Is this pointer out of bounds? [duplicate]

Question

As an exercise, I created the following program:

#include <stdio.h>
#include <stdlib.h>
#include <ctype.h>

#define MAX 100

int main(void)
{
    char message[MAX];
    char *p = message;
    char *q = message;
    char c = ' ';
    printf("Enter a message: ");
    while((c = toupper(getchar())) != '\n' && (p < message + MAX)) {
        if(isalpha(c))
            *p++ = c;
    }

    p--;
    while(*p == *q) {
        if((p == q) || (p == q - 1) || (p - 1 == q)) {
            printf("Palindrome\n");
            exit(0);
        }
        q++;
        p--;
    }

    printf("Not a palindrome\n");
    return 0;
}

Is it a problem/vulnerability, the fact that in the first while loop, when entering for the last time, p is pointing outside of the message[100] array?

I decrement it below, but I am wondering if it is considered a bad practice to have it behave this way.

Answer 1

The setting of p to point one element beyond the message array is allowed and defined by the C standards (per text from the standard quoted below).

The behavior of p-- is not defined by the C standard when the user enters a blank line.
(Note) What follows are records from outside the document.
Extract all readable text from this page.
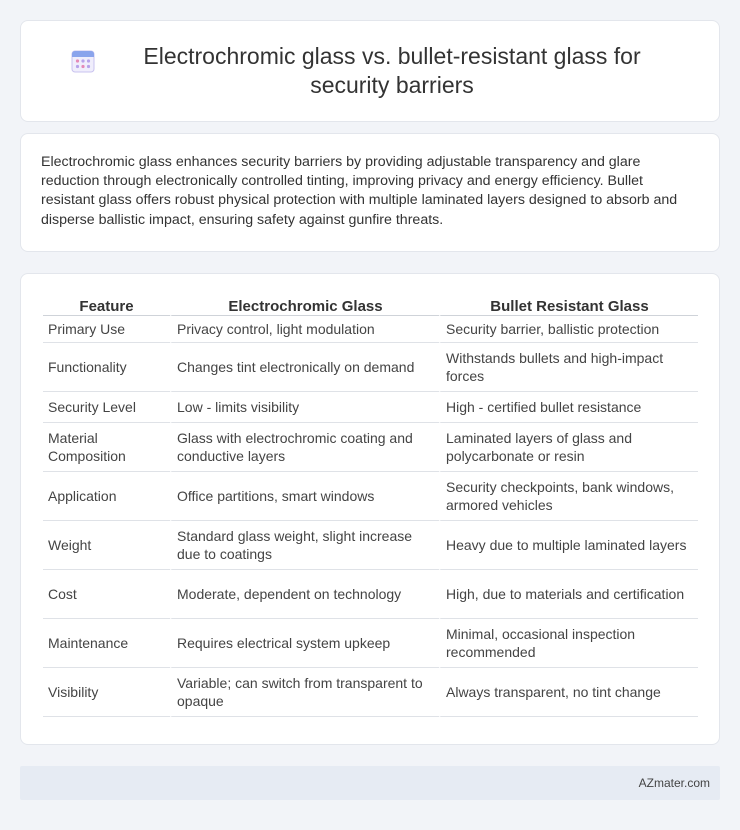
Electrochromic glass vs. bullet-resistant glass for security barriers

Electrochromic glass enhances security barriers by providing adjustable transparency and glare reduction through electronically controlled tinting, improving privacy and energy efficiency. Bullet resistant glass offers robust physical protection with multiple laminated layers designed to absorb and disperse ballistic impact, ensuring safety against gunfire threats.

Feature	Electrochromic Glass	Bullet Resistant Glass
Primary Use	Privacy control, light modulation	Security barrier, ballistic protection
Functionality	Changes tint electronically on demand	Withstands bullets and high-impact forces
Security Level	Low - limits visibility	High - certified bullet resistance
Material Composition	Glass with electrochromic coating and conductive layers	Laminated layers of glass and polycarbonate or resin
Application	Office partitions, smart windows	Security checkpoints, bank windows, armored vehicles
Weight	Standard glass weight, slight increase due to coatings	Heavy due to multiple laminated layers
Cost	Moderate, dependent on technology	High, due to materials and certification
Maintenance	Requires electrical system upkeep	Minimal, occasional inspection recommended
Visibility	Variable; can switch from transparent to opaque	Always transparent, no tint change
AZmater.com
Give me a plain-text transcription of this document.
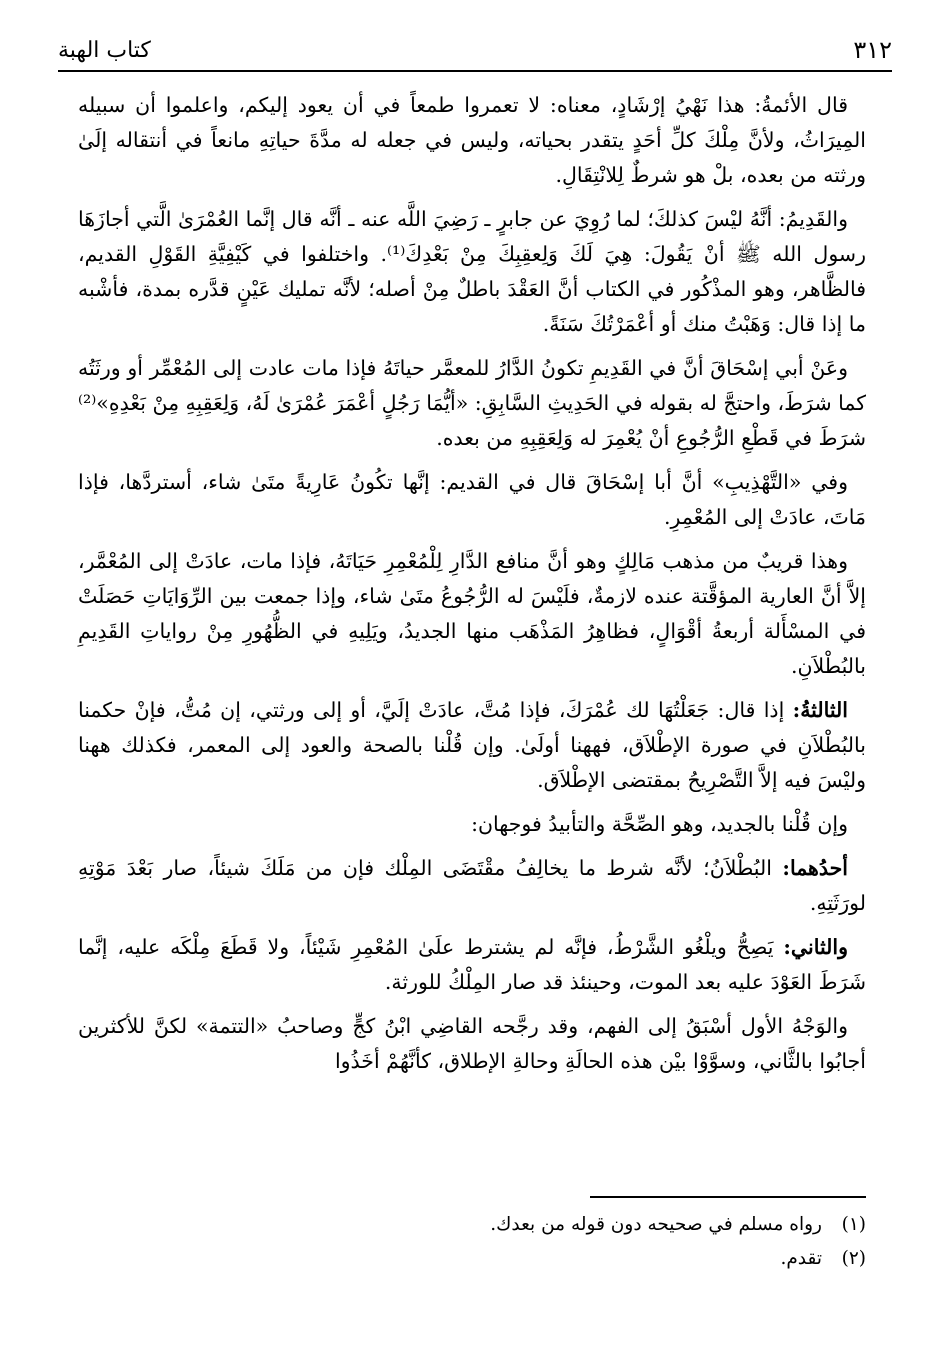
كتاب الهبة	٣١٢

قال الأئمةُ: هذا نَهْيُ إرْشَادٍ، معناه: لا تعمروا طمعاً في أن يعود إليكم، واعلموا أن سبيله المِيرَاثُ، ولأنَّ مِلْكَ كلِّ أحَدٍ يتقدر بحياته، وليس في جعله له مدَّةَ حياتِهِ مانعاً في أنتقاله إلَىٰ ورثته من بعده، بلْ هو شرطٌ لِلانْتِقَالِ.

والقَدِيمُ: أنَّهُ ليْسَ كذلكَ؛ لما رُوِيَ عن جابرٍ ـ رَضِيَ اللَّه عنه ـ أنَّه قال إنَّما العُمْرَىٰ الَّتي أجازَهَا رسول الله ﷺ أنْ يَقُولَ: هِيَ لَكَ وَلِعقِبِكَ مِنْ بَعْدِكَ⁽¹⁾. واختلفوا في كَيْفِيَّةِ القَوْلِ القديم، فالظَّاهر، وهو المذْكُور في الكتاب أنَّ العَقْدَ باطلٌ مِنْ أصله؛ لأنَّه تمليك عَيْنٍ قدَّره بمدة، فأشْبه ما إذا قال: وَهَبْتُ منك أو أعْمَرْتُكَ سَنَةً.

وعَنْ أبي إسْحَاقَ أنَّ في القَدِيمِ تكونُ الدَّارُ للمعمَّر حياتَهُ فإذا مات عادت إلى المُعْمِّر أو ورثَتُه كما شرَطَ، واحتجَّ له بقوله في الحَدِيثِ السَّابِقِ: «أيُّمَا رَجُلٍ أعْمَرَ عُمْرَىٰ لَهُ، وَلِعَقِبِهِ مِنْ بَعْدِهِ»⁽²⁾ شرَطَ في قَطْعِ الرُّجُوعِ أنْ يُعْمِرَ له وَلِعَقِبِهِ من بعده.

وفي «التَّهْذِيبِ» أنَّ أبا إسْحَاقَ قال في القديم: إنَّها تكُونُ عَارِيةً متَىٰ شاء، أستردَّها، فإذا مَاتَ، عادَتْ إلى المُعْمِرِ.

وهذا قريبٌ من مذهب مَالِكٍ وهو أنَّ منافع الدَّارِ لِلْمُعْمِرِ حَيَاتَهُ، فإذا مات، عادَتْ إلى المُعْمَّر، إلاَّ أنَّ العارية المؤقَّتة عنده لازمةٌ، فلَيْسَ له الرُّجُوعُ متَىٰ شاء، وإذا جمعت بين الرِّوَايَاتِ حَصَلَتْ في المسْأَلة أربعةُ أقْوَالٍ، فظاهِرُ المَذْهَب منها الجديدُ، ويَلِيهِ في الظُّهُورِ مِنْ رواياتِ القَدِيمِ بالبُطْلاَنِ.

الثالثةُ: إذا قال: جَعَلْتُهَا لك عُمْرَكَ، فإذا مُتَّ، عادَتْ إلَيَّ، أو إلى ورثتي، إن مُتُّ، فإنْ حكمنا بالبُطْلاَنِ في صورة الإطْلاَق، فههنا أولَىٰ. وإن قُلْنا بالصحة والعود إلى المعمر، فكذلك ههنا وليْسَ فيه إلاَّ التَّصْرِيحُ بمقتضى الإطْلاَق.

وإن قُلْنا بالجديد، وهو الصِّحَّة والتأبيدُ فوجهان:

أحدُهما: البُطْلاَنُ؛ لأنَّه شرط ما يخالِفُ مقْتَضَى المِلْك فإن من مَلَكَ شيئاً، صار بَعْدَ مَوْتِهِ لورَثَتِهِ.

والثاني: يَصِحُّ ويلْغُو الشَّرْطُ، فإنَّه لم يشترط علَىٰ المُعْمِرِ شَيْئاً، ولا قَطَعَ مِلْكَه عليه، إنَّما شَرَطَ العَوْدَ عليه بعد الموت، وحينئذ قد صار المِلْكُ للورثة.

والوَجْهُ الأول أسْبَقُ إلى الفهم، وقد رجَّحه القاضِي ابْنُ كجٍّ وصاحبُ «التتمة» لكنَّ للأكثرين أجابُوا بالثَّاني، وسوَّوْا بيْن هذه الحالَةِ وحالةِ الإطلاق، كأنَّهُمْ أخَذُوا

(١)رواه مسلم في صحيحه دون قوله من بعدك.
(٢)تقدم.
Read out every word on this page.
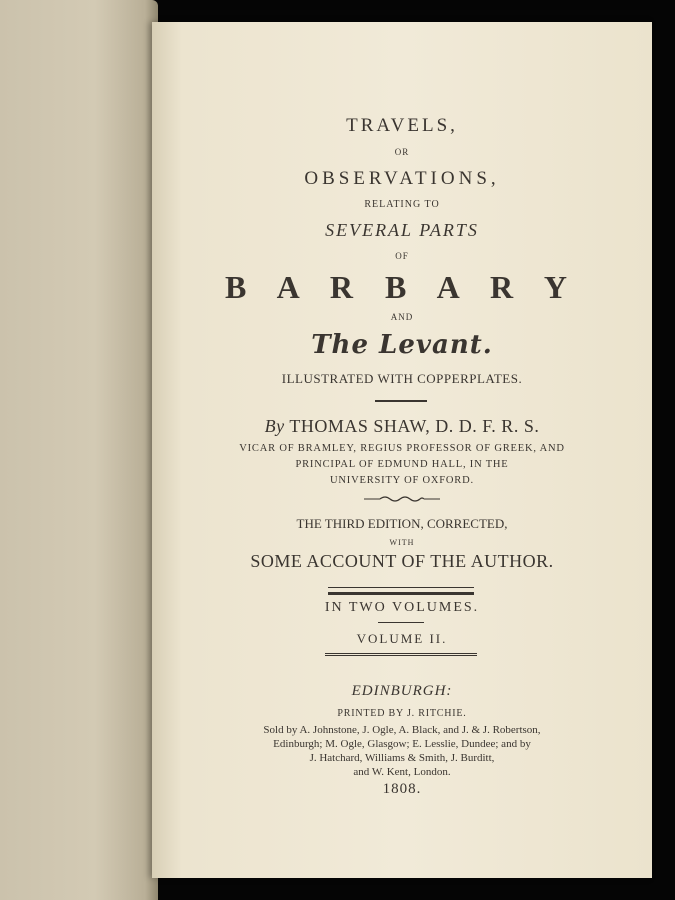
TRAVELS,

OR

OBSERVATIONS,

RELATING TO

SEVERAL PARTS

OF

B A R B A R Y

AND

The Levant.

ILLUSTRATED WITH COPPERPLATES.

By THOMAS SHAW, D. D. F. R. S.

VICAR OF BRAMLEY, REGIUS PROFESSOR OF GREEK, AND

PRINCIPAL OF EDMUND HALL, IN THE

UNIVERSITY OF OXFORD.

THE THIRD EDITION, CORRECTED,

WITH

SOME ACCOUNT OF THE AUTHOR.

IN TWO VOLUMES.

VOLUME II.

EDINBURGH:

PRINTED BY J. RITCHIE.

Sold by A. Johnstone, J. Ogle, A. Black, and J. & J. Robertson,

Edinburgh; M. Ogle, Glasgow; E. Lesslie, Dundee; and by

J. Hatchard, Williams & Smith, J. Burditt,

and W. Kent, London.

1808.
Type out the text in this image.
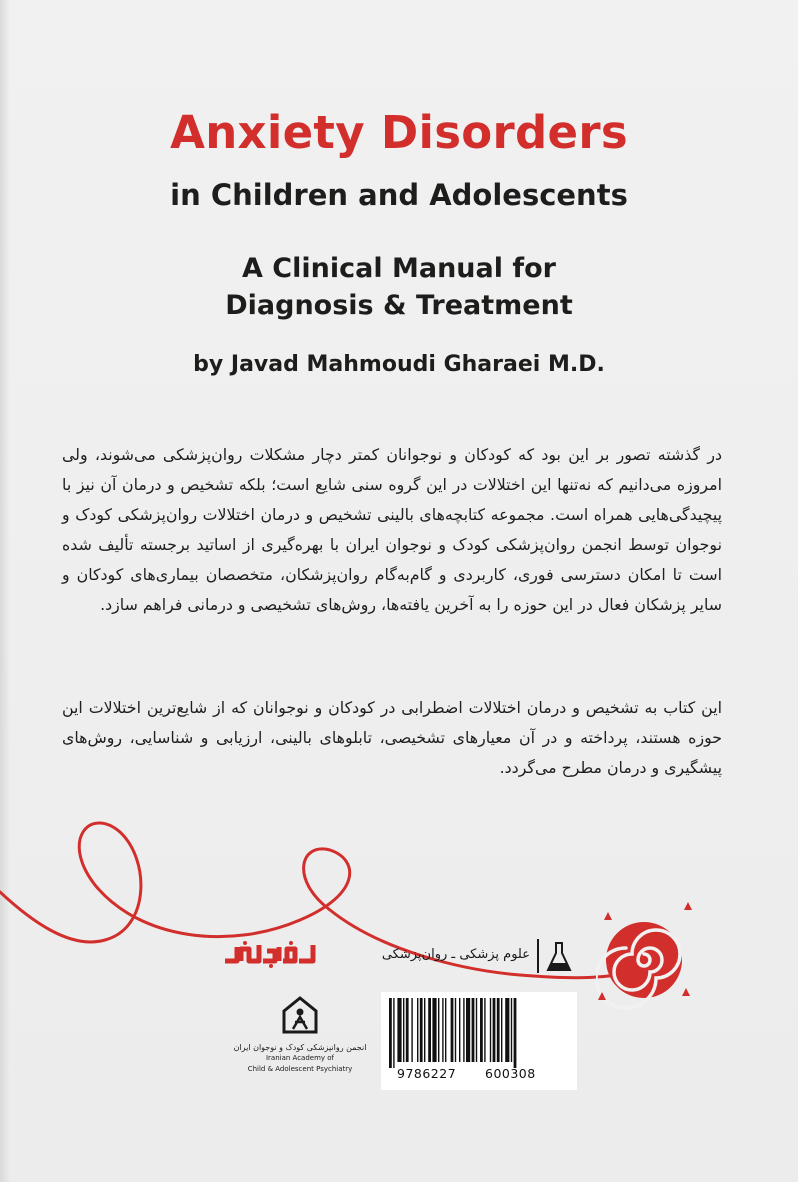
Anxiety Disorders
in Children and Adolescents
A Clinical Manual for
Diagnosis & Treatment
by Javad Mahmoudi Gharaei M.D.

در گذشته تصور بر این بود که کودکان و نوجوانان کمتر دچار مشکلات روان‌پزشکی می‌شوند، ولی امروزه می‌دانیم که نه‌تنها این اختلالات در این گروه سنی شایع است؛ بلکه تشخیص و درمان آن نیز با پیچیدگی‌هایی همراه است. مجموعه کتابچه‌های بالینی تشخیص و درمان اختلالات روان‌پزشکی کودک و نوجوان توسط انجمن روان‌پزشکی کودک و نوجوان ایران با بهره‌گیری از اساتید برجسته تألیف شده است تا امکان دسترسی فوری، کاربردی و گام‌به‌گام روان‌پزشکان، متخصصان بیماری‌های کودکان و سایر پزشکان فعال در این حوزه را به آخرین یافته‌ها، روش‌های تشخیصی و درمانی فراهم سازد.

این کتاب به تشخیص و درمان اختلالات اضطرابی در کودکان و نوجوانان که از شایع‌ترین اختلالات این حوزه هستند، پرداخته و در آن معیارهای تشخیصی، تابلوهای بالینی، ارزیابی و شناسایی، روش‌های پیشگیری و درمان مطرح می‌گردد.

علوم پزشکی ـ روان‌پزشکی
انجمن روانپزشکی کودک و نوجوان ایران
Iranian Academy of
Child & Adolescent Psychiatry	9786227 600308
When the user enters a blank line, the first while loop will not execute any iterations, and p will keep its initial value, set from message.

Then p-- decrements p so that it points outside message.

Pointers in C are not just numbers that are addresses; the C standard does not define arbitrary arithmetic for them. The C specification for postfix -- (C 2018 6.5.2.4 3 and 1) refers to the additive operators. The specification for those (6.5.6) says (paragraph 8):

If both the pointer operand and the result point to elements of the same array object, or one past the last element of the array object, the evaluation shall not produce an overflow; otherwise, the behavior is undefined.

Since, in this case, the result of p-- does not point to an element of message or one beyond it, the behavior is not defined by the C standard.